12 men can complete work in 6 days whereas 10 men and 21 women take 3 days to…
2024
12 men can complete work in 6 days whereas 10 men and 21 women take 3 days to finish the same work in how many days can 12 women alone complete.
- A.
6
- B.
7
- C.
8
- D.
9
Attempted by 32 students.
Show answer & explanation
Correct answer: D
Key idea: Use work = rate × time to find individual rates and then the combined rate of women.
Step 1: Find one man’s daily work. Twelve men finish in 6 days, so total work = 1. One man’s one-day work = 1/(12×6) = 1/72.
Step 2: Let a woman’s one-day work be w. Ten men and 21 women finish in 3 days, so their combined one-day work = 1/3. Thus 10×(1/72) + 21w = 1/3.

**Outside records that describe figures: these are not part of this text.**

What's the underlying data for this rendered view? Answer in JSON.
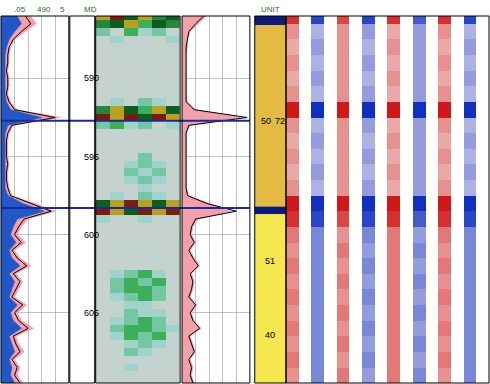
{
  "chart_data": {
    "type": "well_log",
    "ylim": [
      586,
      609.5
    ],
    "yticks": [
      590,
      595,
      600,
      605
    ],
    "grid": true,
    "tick_labels": "y",
    "headers": {
      "curves_1": [
        ".05",
        "490",
        "5"
      ],
      "depth": [
        "MD"
      ],
      "zones": [
        "UNIT"
      ]
    },
    "depth": [
      586.0,
      586.5,
      587.0,
      587.5,
      588.0,
      588.5,
      589.0,
      589.5,
      590.0,
      590.5,
      591.0,
      591.5,
      592.0,
      592.5,
      593.0,
      593.5,
      594.0,
      594.5,
      595.0,
      595.5,
      596.0,
      596.5,
      597.0,
      597.5,
      598.0,
      598.5,
      599.0,
      599.5,
      600.0,
      600.5,
      601.0,
      601.5,
      602.0,
      602.5,
      603.0,
      603.5,
      604.0,
      604.5,
      605.0,
      605.5,
      606.0,
      606.5,
      607.0,
      607.5,
      608.0,
      608.5,
      609.0,
      609.5
    ],
    "curves_1": {
      "xlim": [
        0,
        5
      ],
      "xticks": [
        0,
        1,
        2,
        3,
        4,
        5
      ],
      "series": [
        {
          "color": "#f2a0aa",
          "line_style": "fill",
          "values": [
            2.2,
            2.6,
            1.8,
            1.0,
            0.7,
            0.6,
            0.6,
            0.5,
            0.6,
            0.6,
            0.5,
            0.7,
            1.2,
            4.4,
            0.9,
            0.6,
            0.5,
            0.5,
            0.5,
            0.6,
            0.5,
            0.5,
            0.6,
            0.8,
            2.5,
            4.0,
            2.0,
            1.5,
            1.2,
            1.8,
            1.0,
            1.4,
            2.2,
            1.1,
            1.6,
            1.3,
            1.0,
            1.9,
            1.2,
            1.5,
            2.4,
            1.1,
            1.3,
            1.7,
            1.0,
            1.4,
            1.2,
            1.6
          ]
        },
        {
          "color": "#2257c8",
          "line_style": "fill",
          "values": [
            1.2,
            1.5,
            1.0,
            0.6,
            0.4,
            0.3,
            0.3,
            0.3,
            0.3,
            0.3,
            0.3,
            0.4,
            0.7,
            3.0,
            0.5,
            0.3,
            0.3,
            0.3,
            0.3,
            0.3,
            0.3,
            0.3,
            0.3,
            0.5,
            1.6,
            3.2,
            1.2,
            0.9,
            0.7,
            1.1,
            0.6,
            0.8,
            1.4,
            0.6,
            1.0,
            0.8,
            0.6,
            1.2,
            0.7,
            0.9,
            1.5,
            0.6,
            0.8,
            1.0,
            0.6,
            0.8,
            0.7,
            1.0
          ]
        },
        {
          "color": "#000000",
          "line_style": "solid",
          "values": [
            1.8,
            2.2,
            1.5,
            0.9,
            0.6,
            0.5,
            0.5,
            0.4,
            0.5,
            0.5,
            0.4,
            0.6,
            1.0,
            4.0,
            0.8,
            0.5,
            0.4,
            0.4,
            0.4,
            0.5,
            0.4,
            0.4,
            0.5,
            0.7,
            2.2,
            3.7,
            1.7,
            1.3,
            1.0,
            1.5,
            0.8,
            1.2,
            1.9,
            0.9,
            1.4,
            1.1,
            0.8,
            1.6,
            1.0,
            1.3,
            2.0,
            0.9,
            1.1,
            1.4,
            0.8,
            1.2,
            1.0,
            1.4
          ]
        }
      ]
    },
    "image": {
      "xlim": [
        0,
        6
      ],
      "x": [
        0.5,
        1.5,
        2.5,
        3.5,
        4.5,
        5.5
      ],
      "zlim": [
        0,
        1
      ],
      "z": [
        [
          0.9,
          1.0,
          0.8,
          0.9,
          0.7,
          0.8
        ],
        [
          0.7,
          0.8,
          0.9,
          0.6,
          0.8,
          0.7
        ],
        [
          0.5,
          0.3,
          0.6,
          0.4,
          0.5,
          0.3
        ],
        [
          0.2,
          0.4,
          0.2,
          0.3,
          0.2,
          0.4
        ],
        [
          0.2,
          0.2,
          0.3,
          0.2,
          0.2,
          0.2
        ],
        [
          0.2,
          0.3,
          0.2,
          0.2,
          0.3,
          0.2
        ],
        [
          0.2,
          0.2,
          0.2,
          0.3,
          0.2,
          0.2
        ],
        [
          0.2,
          0.2,
          0.2,
          0.2,
          0.2,
          0.2
        ],
        [
          0.2,
          0.2,
          0.2,
          0.2,
          0.2,
          0.3
        ],
        [
          0.2,
          0.3,
          0.2,
          0.2,
          0.2,
          0.2
        ],
        [
          0.2,
          0.2,
          0.2,
          0.2,
          0.3,
          0.2
        ],
        [
          0.3,
          0.4,
          0.3,
          0.5,
          0.4,
          0.3
        ],
        [
          0.7,
          0.9,
          0.8,
          0.6,
          0.9,
          0.8
        ],
        [
          1.0,
          0.9,
          1.0,
          0.8,
          1.0,
          0.9
        ],
        [
          0.5,
          0.6,
          0.4,
          0.5,
          0.3,
          0.4
        ],
        [
          0.2,
          0.3,
          0.2,
          0.2,
          0.2,
          0.3
        ],
        [
          0.2,
          0.2,
          0.3,
          0.2,
          0.2,
          0.2
        ],
        [
          0.2,
          0.2,
          0.2,
          0.2,
          0.2,
          0.2
        ],
        [
          0.2,
          0.2,
          0.2,
          0.5,
          0.2,
          0.2
        ],
        [
          0.2,
          0.2,
          0.4,
          0.5,
          0.4,
          0.2
        ],
        [
          0.2,
          0.3,
          0.5,
          0.4,
          0.5,
          0.2
        ],
        [
          0.2,
          0.2,
          0.4,
          0.5,
          0.4,
          0.2
        ],
        [
          0.2,
          0.2,
          0.3,
          0.4,
          0.3,
          0.2
        ],
        [
          0.3,
          0.4,
          0.3,
          0.5,
          0.4,
          0.3
        ],
        [
          0.8,
          0.9,
          1.0,
          0.9,
          0.8,
          0.9
        ],
        [
          1.0,
          0.9,
          0.8,
          1.0,
          0.9,
          1.0
        ],
        [
          0.4,
          0.3,
          0.3,
          0.4,
          0.3,
          0.3
        ],
        [
          0.2,
          0.2,
          0.2,
          0.2,
          0.2,
          0.2
        ],
        [
          0.2,
          0.2,
          0.2,
          0.2,
          0.2,
          0.2
        ],
        [
          0.2,
          0.3,
          0.2,
          0.2,
          0.2,
          0.2
        ],
        [
          0.2,
          0.2,
          0.2,
          0.3,
          0.2,
          0.2
        ],
        [
          0.2,
          0.2,
          0.2,
          0.2,
          0.3,
          0.2
        ],
        [
          0.2,
          0.2,
          0.3,
          0.2,
          0.2,
          0.2
        ],
        [
          0.2,
          0.4,
          0.5,
          0.6,
          0.4,
          0.2
        ],
        [
          0.3,
          0.5,
          0.6,
          0.5,
          0.6,
          0.3
        ],
        [
          0.2,
          0.5,
          0.6,
          0.6,
          0.5,
          0.2
        ],
        [
          0.2,
          0.4,
          0.5,
          0.6,
          0.5,
          0.3
        ],
        [
          0.2,
          0.3,
          0.4,
          0.4,
          0.3,
          0.2
        ],
        [
          0.2,
          0.3,
          0.5,
          0.4,
          0.4,
          0.2
        ],
        [
          0.2,
          0.4,
          0.5,
          0.6,
          0.5,
          0.3
        ],
        [
          0.3,
          0.5,
          0.6,
          0.6,
          0.5,
          0.4
        ],
        [
          0.2,
          0.4,
          0.6,
          0.5,
          0.6,
          0.3
        ],
        [
          0.2,
          0.3,
          0.4,
          0.5,
          0.4,
          0.2
        ],
        [
          0.2,
          0.3,
          0.5,
          0.4,
          0.3,
          0.2
        ],
        [
          0.2,
          0.2,
          0.3,
          0.3,
          0.2,
          0.2
        ],
        [
          0.2,
          0.3,
          0.4,
          0.3,
          0.2,
          0.2
        ],
        [
          0.2,
          0.2,
          0.3,
          0.2,
          0.2,
          0.2
        ],
        [
          0.2,
          0.2,
          0.2,
          0.2,
          0.2,
          0.2
        ]
      ]
    },
    "curves_2": {
      "xlim": [
        0,
        5
      ],
      "xticks": [
        0,
        1,
        2,
        3,
        4,
        5
      ],
      "series": [
        {
          "color": "#f2a0aa",
          "line_style": "fill",
          "values": [
            1.8,
            1.2,
            0.6,
            0.4,
            0.4,
            0.3,
            0.3,
            0.3,
            0.3,
            0.3,
            0.3,
            0.4,
            1.0,
            4.4,
            0.6,
            0.3,
            0.3,
            0.3,
            0.3,
            0.3,
            0.3,
            0.3,
            0.3,
            0.5,
            2.0,
            3.6,
            1.2,
            0.8,
            0.7,
            1.0,
            0.6,
            0.9,
            1.3,
            0.7,
            0.9,
            0.8,
            0.6,
            1.1,
            0.7,
            0.9,
            1.4,
            0.6,
            0.8,
            1.0,
            0.6,
            0.8,
            0.7,
            0.9
          ]
        },
        {
          "color": "#000000",
          "line_style": "solid",
          "values": [
            1.6,
            1.0,
            0.5,
            0.4,
            0.3,
            0.3,
            0.3,
            0.3,
            0.3,
            0.3,
            0.3,
            0.3,
            0.9,
            4.8,
            0.5,
            0.3,
            0.3,
            0.3,
            0.3,
            0.3,
            0.3,
            0.3,
            0.3,
            0.4,
            1.8,
            4.0,
            1.0,
            0.7,
            0.6,
            0.9,
            0.5,
            0.8,
            1.2,
            0.6,
            0.8,
            0.7,
            0.5,
            1.0,
            0.6,
            0.8,
            1.3,
            0.5,
            0.7,
            0.9,
            0.5,
            0.7,
            0.6,
            0.8
          ]
        }
      ]
    },
    "tops": [
      592.7,
      598.3
    ],
    "zones": [
      {
        "top": 586.0,
        "base": 586.6,
        "color": "#101a70"
      },
      {
        "top": 586.6,
        "base": 598.2,
        "color": "#e3bb42"
      },
      {
        "top": 598.2,
        "base": 598.7,
        "color": "#101a70"
      },
      {
        "top": 598.7,
        "base": 609.5,
        "color": "#f6e650"
      }
    ],
    "zone_labels": [
      {
        "depth": 592.7,
        "texts": [
          "50",
          "72"
        ]
      },
      {
        "depth": 601.7,
        "texts": [
          "51"
        ]
      },
      {
        "depth": 606.4,
        "texts": [
          "40"
        ]
      }
    ],
    "waveform": {
      "xlim": [
        0,
        16
      ],
      "x": [
        0.5,
        1.5,
        2.5,
        3.5,
        4.5,
        5.5,
        6.5,
        7.5,
        8.5,
        9.5,
        10.5,
        11.5,
        12.5,
        13.5,
        14.5,
        15.5
      ],
      "zlim": [
        -1,
        1
      ],
      "depth": [
        586,
        587,
        588,
        589,
        590,
        591,
        592,
        593,
        594,
        595,
        596,
        597,
        598,
        599,
        600,
        601,
        602,
        603,
        604,
        605,
        606,
        607,
        608,
        609
      ],
      "z": [
        [
          0.9,
          0,
          -0.9,
          0,
          0.8,
          0,
          -0.9,
          0,
          0.9,
          0,
          -0.8,
          0,
          0.9,
          0,
          -0.9,
          0
        ],
        [
          0.5,
          0,
          -0.4,
          0,
          0.5,
          0,
          -0.5,
          0,
          0.4,
          0,
          -0.5,
          0,
          0.5,
          0,
          -0.4,
          0
        ],
        [
          0.4,
          0,
          -0.5,
          0,
          0.5,
          0,
          -0.4,
          0,
          0.5,
          0,
          -0.5,
          0,
          0.4,
          0,
          -0.5,
          0
        ],
        [
          0.5,
          0,
          -0.4,
          0,
          0.5,
          0,
          -0.5,
          0,
          0.4,
          0,
          -0.5,
          0,
          0.5,
          0,
          -0.4,
          0
        ],
        [
          0.4,
          0,
          -0.5,
          0,
          0.5,
          0,
          -0.4,
          0,
          0.5,
          0,
          -0.5,
          0,
          0.4,
          0,
          -0.5,
          0
        ],
        [
          0.5,
          0,
          -0.4,
          0,
          0.5,
          0,
          -0.5,
          0,
          0.4,
          0,
          -0.5,
          0,
          0.5,
          0,
          -0.4,
          0
        ],
        [
          1,
          0,
          -1,
          0,
          1,
          0,
          -1,
          0,
          1,
          0,
          -1,
          0,
          1,
          0,
          -1,
          0
        ],
        [
          0.5,
          0,
          -0.4,
          0,
          0.5,
          0,
          -0.5,
          0,
          0.4,
          0,
          -0.5,
          0,
          0.5,
          0,
          -0.4,
          0
        ],
        [
          0.4,
          0,
          -0.5,
          0,
          0.5,
          0,
          -0.4,
          0,
          0.5,
          0,
          -0.5,
          0,
          0.4,
          0,
          -0.5,
          0
        ],
        [
          0.5,
          0,
          -0.4,
          0,
          0.5,
          0,
          -0.5,
          0,
          0.4,
          0,
          -0.5,
          0,
          0.5,
          0,
          -0.4,
          0
        ],
        [
          0.4,
          0,
          -0.5,
          0,
          0.5,
          0,
          -0.4,
          0,
          0.5,
          0,
          -0.5,
          0,
          0.4,
          0,
          -0.5,
          0
        ],
        [
          0.5,
          0,
          -0.4,
          0,
          0.5,
          0,
          -0.5,
          0,
          0.4,
          0,
          -0.5,
          0,
          0.5,
          0,
          -0.4,
          0
        ],
        [
          1,
          0,
          -1,
          0,
          1,
          0,
          -1,
          0,
          1,
          0,
          -1,
          0,
          1,
          0,
          -1,
          0
        ],
        [
          0.9,
          0,
          -0.9,
          0,
          0.8,
          0,
          -0.9,
          0,
          0.9,
          0,
          -0.8,
          0,
          0.9,
          0,
          -0.9,
          0
        ],
        [
          0.6,
          0,
          -0.6,
          0,
          0.5,
          0,
          -0.6,
          0,
          0.6,
          0,
          -0.5,
          0,
          0.6,
          0,
          -0.6,
          0
        ],
        [
          0.5,
          0,
          -0.6,
          0,
          0.6,
          0,
          -0.5,
          0,
          0.6,
          0,
          -0.6,
          0,
          0.5,
          0,
          -0.6,
          0
        ],
        [
          0.6,
          0,
          -0.6,
          0,
          0.5,
          0,
          -0.6,
          0,
          0.6,
          0,
          -0.5,
          0,
          0.6,
          0,
          -0.6,
          0
        ],
        [
          0.5,
          0,
          -0.6,
          0,
          0.6,
          0,
          -0.5,
          0,
          0.6,
          0,
          -0.6,
          0,
          0.5,
          0,
          -0.6,
          0
        ],
        [
          0.6,
          0,
          -0.6,
          0,
          0.5,
          0,
          -0.6,
          0,
          0.6,
          0,
          -0.5,
          0,
          0.6,
          0,
          -0.6,
          0
        ],
        [
          0.5,
          0,
          -0.6,
          0,
          0.6,
          0,
          -0.5,
          0,
          0.6,
          0,
          -0.6,
          0,
          0.5,
          0,
          -0.6,
          0
        ],
        [
          0.6,
          0,
          -0.6,
          0,
          0.5,
          0,
          -0.6,
          0,
          0.6,
          0,
          -0.5,
          0,
          0.6,
          0,
          -0.6,
          0
        ],
        [
          0.5,
          0,
          -0.6,
          0,
          0.6,
          0,
          -0.5,
          0,
          0.6,
          0,
          -0.6,
          0,
          0.5,
          0,
          -0.6,
          0
        ],
        [
          0.6,
          0,
          -0.6,
          0,
          0.5,
          0,
          -0.6,
          0,
          0.6,
          0,
          -0.5,
          0,
          0.6,
          0,
          -0.6,
          0
        ],
        [
          0.5,
          0,
          -0.6,
          0,
          0.6,
          0,
          -0.5,
          0,
          0.6,
          0,
          -0.6,
          0,
          0.5,
          0,
          -0.6,
          0
        ]
      ]
    }
  }
}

Step 3: Solve for w. 10×(1/72) = 10/72 = 5/36. So 21w = 1/3 − 5/36 = 12/36 − 5/36 = 7/36. Therefore w = (7/36)/21 = 1/108.
Step 4: Find time for 12 women. Combined daily work of 12 women = 12×(1/108) = 1/9, so they complete the work in 9 days.
Answer: 12 women alone can complete the work in 9 days.